Caso Yara: "Cosa facevi a Brembate da lei?". Bossetti alla moglie: non ho alibi

Intercettazione ambientale in cella. Chiusa l'indagine, omicidio con crudeltà. Il colloquio con la moglie: "Ho paura di non riuscire a spiegarlo. Sono molto preoccupato" di Gabriele Moroni

A sinistra, Massimo Bossetti, a destra, la moglie Marita Comi

A sinistra, Massimo Bossetti, a destra, la moglie Marita Comi

Brembate Sopra, 27 febbraio 2015 - Indagini concluse a quattro anni dal ritrovamento del corpo di Yara Gambirasio, fra le sterpaglie di un campo a Chignolo d’Isola. Il sostituto procuratore di Bergamo, Letizia Ruggeri, ha firmato l’avviso di chiusura delle indagini, preludio della richiesta di rinvio a giudizio, per Massimo Giuseppe Bossetti, il muratore di Mapello in carcere come unico indagato.
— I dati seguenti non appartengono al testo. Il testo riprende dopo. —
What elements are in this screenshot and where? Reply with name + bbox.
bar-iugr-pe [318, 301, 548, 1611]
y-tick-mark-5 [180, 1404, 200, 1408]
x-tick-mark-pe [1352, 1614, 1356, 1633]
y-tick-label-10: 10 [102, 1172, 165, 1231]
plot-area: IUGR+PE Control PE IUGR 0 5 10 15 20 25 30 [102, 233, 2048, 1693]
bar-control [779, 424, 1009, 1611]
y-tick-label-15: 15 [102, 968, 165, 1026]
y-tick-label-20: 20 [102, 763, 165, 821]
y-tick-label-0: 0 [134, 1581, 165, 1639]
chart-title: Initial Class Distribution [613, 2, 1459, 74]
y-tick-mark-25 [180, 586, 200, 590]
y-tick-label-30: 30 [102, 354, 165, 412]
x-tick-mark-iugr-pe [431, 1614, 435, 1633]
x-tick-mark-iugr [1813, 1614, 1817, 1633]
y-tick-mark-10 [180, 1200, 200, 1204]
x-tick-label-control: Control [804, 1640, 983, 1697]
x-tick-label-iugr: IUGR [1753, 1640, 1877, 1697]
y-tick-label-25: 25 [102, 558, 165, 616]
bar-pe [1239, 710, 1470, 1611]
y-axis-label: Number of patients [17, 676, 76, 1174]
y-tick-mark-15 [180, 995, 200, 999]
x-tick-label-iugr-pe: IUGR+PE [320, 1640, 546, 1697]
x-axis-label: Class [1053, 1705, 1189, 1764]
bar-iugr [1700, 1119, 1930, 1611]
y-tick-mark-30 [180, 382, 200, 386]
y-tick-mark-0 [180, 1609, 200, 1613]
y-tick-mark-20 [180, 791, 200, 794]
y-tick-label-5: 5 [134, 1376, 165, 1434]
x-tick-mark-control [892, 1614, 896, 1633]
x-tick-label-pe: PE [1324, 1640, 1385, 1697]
Il pm contesta all’artigiano l’omicidio della tredicenne di Brembate di Sopra e anche la calunnia nei confronti di un collega di lavoro.
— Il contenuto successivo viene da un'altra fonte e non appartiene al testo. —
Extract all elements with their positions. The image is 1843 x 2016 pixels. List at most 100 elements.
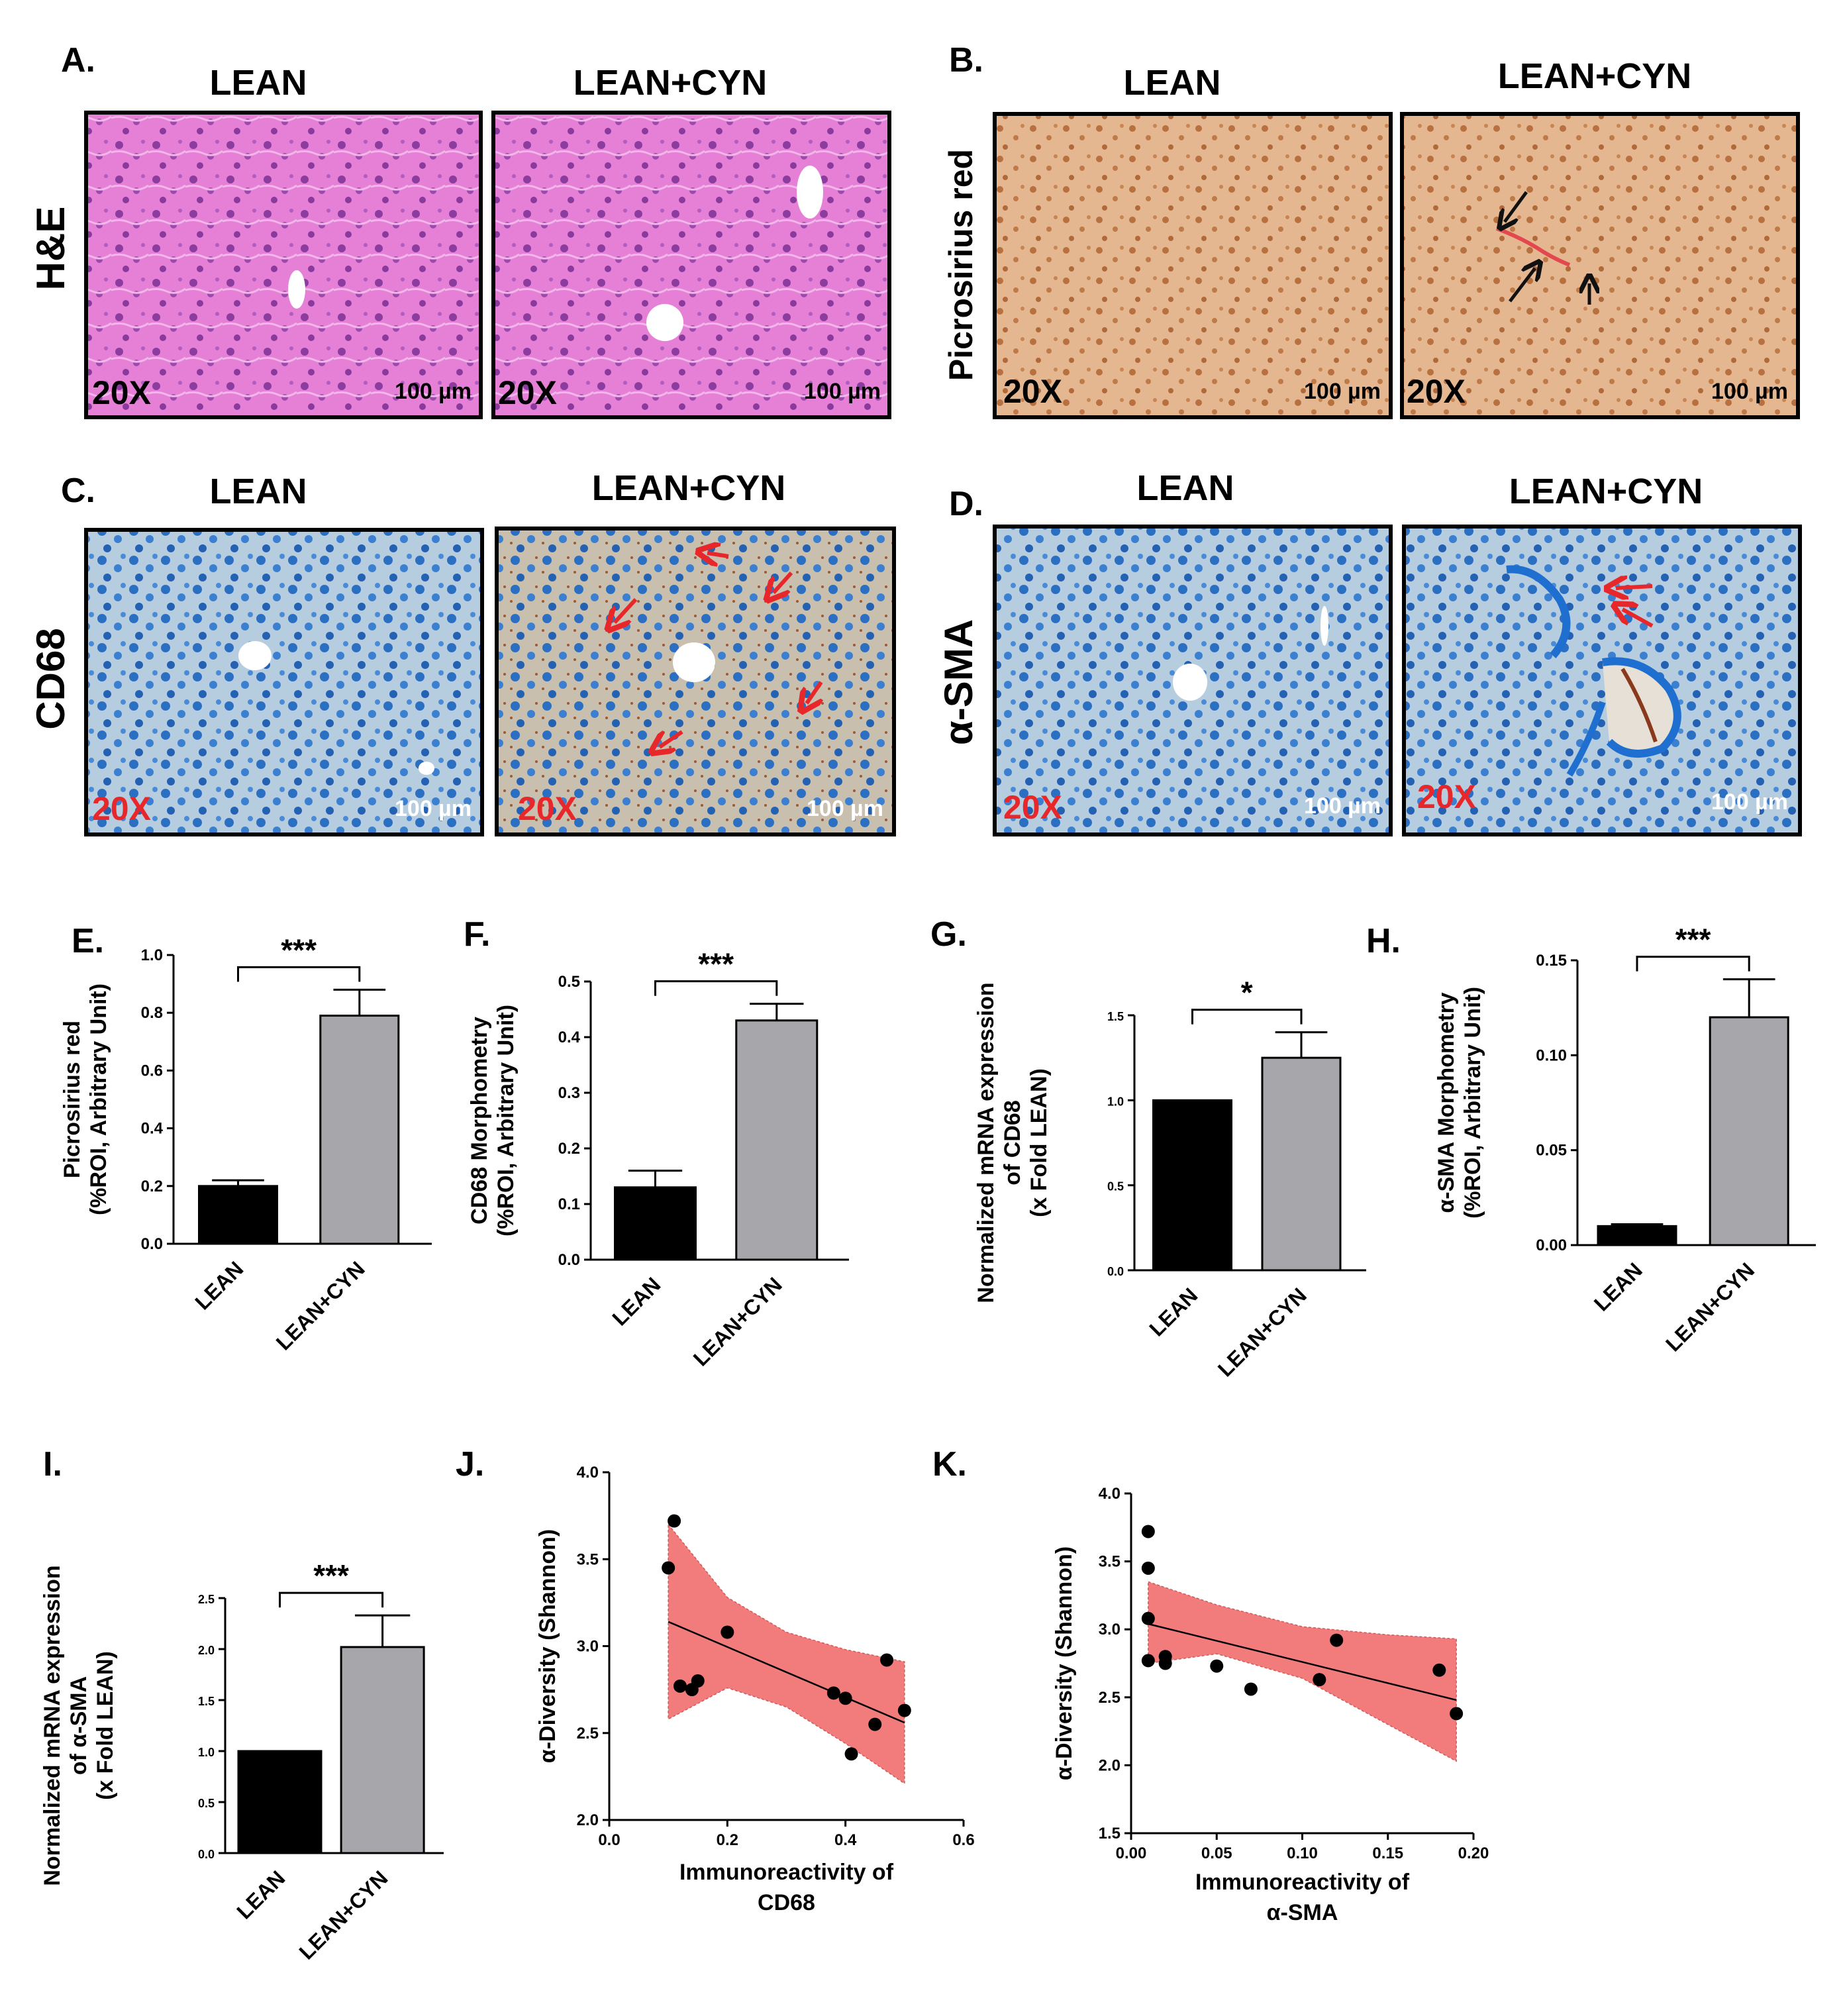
panel-label-h: H.: [1366, 922, 1401, 960]
row-label-he: H&E: [28, 207, 73, 291]
bar: [319, 1015, 400, 1245]
data-point: [826, 1686, 840, 1700]
scale-bar-label: 100 µm: [395, 796, 472, 821]
panel-d-right-title: LEAN+CYN: [1509, 472, 1703, 511]
scale-bar-label: 100 µm: [807, 796, 883, 821]
y-tick-label: 0.2: [558, 1140, 580, 1158]
arrow-icon: [660, 730, 683, 747]
confidence-band: [1148, 1581, 1457, 1762]
panel-label-b: B.: [949, 41, 983, 79]
panel-label-i: I.: [43, 1445, 62, 1484]
y-tick-label: 0.2: [141, 1178, 163, 1195]
y-tick-label: 1.5: [1099, 1825, 1121, 1842]
y-tick-label: 2.5: [198, 1593, 215, 1606]
magnification-label: 20X: [1003, 789, 1062, 826]
panel-label-c: C.: [61, 472, 95, 510]
panel-label-a: A.: [61, 41, 95, 79]
bar: [1261, 1056, 1342, 1272]
y-tick-label: 3.0: [577, 1638, 599, 1656]
y-tick-label: 0.4: [558, 1029, 581, 1046]
scale-bar-label: 100 µm: [1304, 379, 1381, 404]
y-axis-label: α-SMA Morphometry: [1434, 992, 1459, 1213]
y-tick-label: 2.0: [198, 1644, 215, 1657]
panel-b-right-title: LEAN+CYN: [1498, 56, 1692, 96]
panel-label-j: J.: [456, 1445, 484, 1484]
x-tick-label: 0.05: [1201, 1844, 1232, 1862]
y-tick-label: 2.0: [1099, 1756, 1121, 1774]
y-tick-label: 0.6: [141, 1062, 163, 1080]
panel-label-g: G.: [930, 915, 967, 954]
y-axis-label: α-Diversity (Shannon): [1052, 1546, 1077, 1780]
bar: [1597, 1225, 1677, 1246]
x-tick-label: LEAN+CYN: [1213, 1283, 1311, 1381]
micrograph-b-lean: 20X 100 µm: [993, 112, 1393, 419]
bar-chart-f: 0.0 0.1 0.2 0.3 0.4 0.5 LEAN LEAN+CYN *** CD68 Mo…: [467, 947, 849, 1371]
panel-a-left-title: LEAN: [210, 63, 307, 103]
x-tick-label: 0.6: [952, 1831, 974, 1849]
data-point: [838, 1691, 852, 1705]
arrow-icon: [1509, 268, 1535, 303]
panel-b-left-title: LEAN: [1124, 63, 1221, 103]
x-tick-label: 0.4: [834, 1831, 857, 1849]
y-tick-label: 0.0: [141, 1235, 163, 1253]
bar: [198, 1185, 278, 1245]
bar: [735, 1019, 819, 1261]
data-point: [880, 1653, 894, 1667]
x-axis-label: CD68: [758, 1890, 815, 1915]
significance-bracket: [279, 1591, 384, 1608]
data-point: [691, 1674, 705, 1688]
row-label-picrosirius: Picrosirius red: [942, 149, 979, 381]
y-axis-label: CD68 Morphometry: [467, 1017, 492, 1225]
micrograph-a-lean-cyn: 20X 100 µm: [491, 111, 891, 419]
y-tick-label: 3.0: [1099, 1621, 1121, 1638]
arrow-icon: [1622, 609, 1654, 628]
data-point: [1330, 1633, 1344, 1647]
row-label-cd68: CD68: [28, 628, 73, 729]
y-axis-label: (x Fold LEAN): [1026, 1068, 1052, 1217]
y-tick-label: 0.05: [1536, 1142, 1567, 1160]
significance-bracket: [654, 980, 778, 996]
panel-label-e: E.: [72, 922, 104, 960]
x-axis-label: Immunoreactivity of: [679, 1860, 894, 1885]
bar-chart-h: 0.00 0.05 0.10 0.15 LEAN LEAN+CYN *** α-SMA Mor…: [1434, 923, 1816, 1356]
data-point: [868, 1717, 882, 1731]
data-point: [1141, 1654, 1155, 1668]
data-point: [844, 1747, 858, 1761]
y-axis-label: Normalized mRNA expression: [973, 982, 999, 1303]
micrograph-c-lean: 20X 100 µm: [84, 528, 484, 836]
micrograph-a-lean: 20X 100 µm: [84, 111, 483, 419]
y-tick-label: 0.10: [1536, 1046, 1567, 1064]
significance-label: *: [1241, 976, 1253, 1010]
regression-line: [1148, 1623, 1457, 1701]
bar: [237, 1750, 323, 1854]
y-axis-label: of CD68: [1000, 1100, 1025, 1185]
magnification-label: 20X: [518, 790, 577, 827]
y-tick-label: 0.1: [558, 1195, 580, 1213]
bar: [614, 1186, 697, 1261]
significance-bracket: [237, 966, 361, 982]
data-point: [897, 1703, 911, 1717]
scale-bar-label: 100 µm: [395, 379, 472, 404]
magnification-label: 20X: [1003, 373, 1062, 410]
y-tick-label: 0.00: [1536, 1236, 1567, 1254]
panel-c-right-title: LEAN+CYN: [592, 468, 786, 508]
x-tick-label: 0.00: [1116, 1844, 1147, 1862]
arrow-icon: [773, 571, 793, 593]
scatter-chart-j: 2.0 2.5 3.0 3.5 4.0 0.0 0.2 0.4 0.6 Immunoreactiv…: [535, 1464, 975, 1915]
x-axis-label: Immunoreactivity of: [1195, 1870, 1410, 1895]
x-tick-label: 0.0: [598, 1831, 620, 1849]
y-tick-label: 0.8: [141, 1004, 163, 1022]
data-point: [1210, 1659, 1224, 1673]
y-tick-label: 2.0: [577, 1811, 599, 1829]
x-tick-label: LEAN: [190, 1256, 248, 1314]
bar-chart-i: 0.0 0.5 1.0 1.5 2.0 2.5 LEAN LEAN+CYN *** Normali…: [40, 1558, 444, 1964]
scale-bar-label: 100 µm: [1711, 379, 1788, 404]
x-tick-label: 0.20: [1458, 1844, 1489, 1862]
magnification-label: 20X: [1417, 778, 1476, 815]
y-tick-label: 0.4: [141, 1120, 164, 1138]
arrow-icon: [807, 681, 821, 703]
data-point: [1141, 1561, 1155, 1575]
y-tick-label: 1.0: [1107, 1095, 1124, 1108]
x-tick-label: LEAN: [232, 1866, 289, 1923]
arrow-icon: [707, 553, 729, 556]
Omicidio volontario con due aggravanti già contestate nella prima ordinanza di custodia in carcere del gip Vincenza Maccora. La prima è da ergastolo: avere agito con crudeltà e sevizie per avere colpito la vittima con tre colpi (o pugni) al capo e avere inferto «plurime coltellate» in diverse parti del corpo. La seconda aggravante è quella della «minorata difesa»: per avere profittato di circostanze di tempo (ore serali e notturne), di luogo (in un campo isolato) e di persona (un uomo adulto contro una adolescente di tredici anni», «tali da ostacolare la pubblica e privata difesa». Un'altra circostanza si aggiunge contro Bossetti: una intercettazione ambientale nel carcere di Bergamo. Il detenuto è a colloquio con la moglie Marita Comi. «Dimmi cosa ci facevi davanti alla palestra di Yara il giorno in cui è scomparsa», avrebbe chiesto la donna con insistenza. Vaga la risposta del marito: «Non lo so, temo di non riuscire a spiegarlo». Bossetti ha anche un altro pensiero che lo turba: «Sono davvero molto preoccupato e non ho alcun alibi che possa giustificare la mia presenza nei pressi della palestra nelle ore precedenti la sua scomparsa (la sera del 26 novembre del 2010, ndr)». È il giro di boa delle indagini. Con la novità dell’accusa di calunnia. Il nome di Massimo Maggioni, imprenditore di Brembate di Sopra e socio del cognato di Bossetti, Osvaldo Mazzoleni, era stato fatto dall’indagato nell’interrogatorio col pm dell’8 luglio scorso, chiesto da lui stesso e durato un paio d’ore. «Soffro di epistassi – aveva premesso –, spesso perdo sangue dal naso». Di frequente si ripuliva con un fazzoletto che poi gettava nell’immondizia del cantiere di Palazzago dove lavorava. Maggioni era una delle persone più presenti nel cantiere e avrebbe potuto avere a disposizione anche tutto quello che veniva abbandonato a terra o gettato nella spazzatura. Bossetti aveva aggiunto che al socio del cognato piacevano le «ragazze giovani». L’imprenditore era stato pedinato, intercettato e interrogato senza che sul suo conto emergesse alcuna nube.